R&D Engineer
Horizons International Corp Costa Rica
Waterloo, ON

Global Opportunity with Visa and Relocation _ support based in Costa Rica_, to develop devices that are needed "now" to save lives. Person that can hit the ground running,

Endo/Pulmo/Navigated Devices


R and D Engineer

Job Summary/Purpose:

The Expert Development Engineer will be a high-performing individual that will design and develop medical devices from concept through market introduction. Lead the development of new technology, products, materials, processes, or equipment with minimal supervision. Independently, or as a member of a team, develops, directs, and executes plans for a major segment of complex projects. Compiles and analyzes operational, test, and research data to establish technical specifications for designing or modifying products, processes, and materials.
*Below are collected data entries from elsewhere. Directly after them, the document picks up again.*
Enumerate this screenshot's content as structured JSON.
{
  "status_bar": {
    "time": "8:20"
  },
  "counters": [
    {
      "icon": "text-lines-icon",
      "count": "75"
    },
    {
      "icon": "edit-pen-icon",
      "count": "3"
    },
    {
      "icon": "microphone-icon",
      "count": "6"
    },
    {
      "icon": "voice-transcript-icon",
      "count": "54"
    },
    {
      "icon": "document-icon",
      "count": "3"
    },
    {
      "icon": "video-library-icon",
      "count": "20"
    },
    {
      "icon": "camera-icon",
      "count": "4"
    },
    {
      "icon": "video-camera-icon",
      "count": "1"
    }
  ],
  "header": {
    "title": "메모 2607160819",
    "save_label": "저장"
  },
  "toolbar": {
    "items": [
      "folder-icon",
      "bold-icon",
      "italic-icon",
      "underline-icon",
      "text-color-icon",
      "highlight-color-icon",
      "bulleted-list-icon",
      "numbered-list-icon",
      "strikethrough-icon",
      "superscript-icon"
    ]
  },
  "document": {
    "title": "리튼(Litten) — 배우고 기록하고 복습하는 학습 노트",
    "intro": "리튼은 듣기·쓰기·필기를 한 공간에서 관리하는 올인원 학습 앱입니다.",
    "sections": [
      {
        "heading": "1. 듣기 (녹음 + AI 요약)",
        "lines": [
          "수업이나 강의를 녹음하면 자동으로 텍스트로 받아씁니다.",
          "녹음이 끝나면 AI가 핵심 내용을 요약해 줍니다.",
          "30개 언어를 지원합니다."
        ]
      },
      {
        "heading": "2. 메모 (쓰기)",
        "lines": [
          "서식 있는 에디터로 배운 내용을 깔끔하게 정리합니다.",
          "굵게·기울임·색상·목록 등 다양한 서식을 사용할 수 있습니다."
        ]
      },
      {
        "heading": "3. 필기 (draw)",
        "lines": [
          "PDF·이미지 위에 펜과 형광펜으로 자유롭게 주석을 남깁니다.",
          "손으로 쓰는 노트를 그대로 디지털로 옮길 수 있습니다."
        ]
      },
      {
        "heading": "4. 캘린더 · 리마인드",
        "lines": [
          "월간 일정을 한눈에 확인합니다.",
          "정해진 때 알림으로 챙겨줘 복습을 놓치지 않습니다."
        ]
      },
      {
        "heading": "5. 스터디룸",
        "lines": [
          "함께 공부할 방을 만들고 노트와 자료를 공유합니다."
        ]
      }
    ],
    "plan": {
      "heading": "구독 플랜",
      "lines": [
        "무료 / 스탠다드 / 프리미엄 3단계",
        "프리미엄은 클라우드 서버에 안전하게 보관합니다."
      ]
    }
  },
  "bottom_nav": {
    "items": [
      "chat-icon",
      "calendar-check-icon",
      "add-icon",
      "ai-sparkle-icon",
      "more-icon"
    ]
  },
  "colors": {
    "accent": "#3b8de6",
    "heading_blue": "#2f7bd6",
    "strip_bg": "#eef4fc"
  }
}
Assures all requirements are met for the Product Development Process (PDP), Risk Management, Design Controls and Usability Testing within technical development concepts, new product development and post market product sustaining. Develops departmental technical policies and procedures, as needed.

The ideal candidate is a self-motivated individual who is excited by the prospect of working in a entrepreneurial environment.

Your responsibilities include:

Develops solutions to complex and diverse technical problems which require the regular use of ingenuity and creativity.

  • Consistently generates innovative and unique solutions to market needs and submits idea disclosures. Work is expected to result in the development of new or refined products, processes or equipment.
  • Designs and implements new methodologies, materials, machines, processes or products to bring concept to market, including essential product and process documentation. Maintains detailed documentation throughout all phases of research and development.
  • Successfully completes complex engineering work in one or more of the following: technology development, product design and development, test of materials or products, preparation of specifications, process study, research investigation (animal and clinical studies), and report preparation.
  • Selects techniques to solve complex problems and make sound design recommendations.
  • Summarizes, analyzes, and draws conclusions from complex test results.
  • Designs and prepares complex reports to communicate results which can be used to discuss with a technical community.
  • Designs and coordinates complex engineering tests and experiments.
  • Coordinates, manages, and documents project goals and progress and recommends appropriate revisions.
  • Assesses the feasibility and soundness of proposed engineering evaluation tests, products or equipment.
  • Translates customer needs into product requirements and design specifications.
  • Responsible for engineering documentation.
  • May train and/or provide work direction to technicians and entry-level engineers.
  • Support internal and external regulatory audits.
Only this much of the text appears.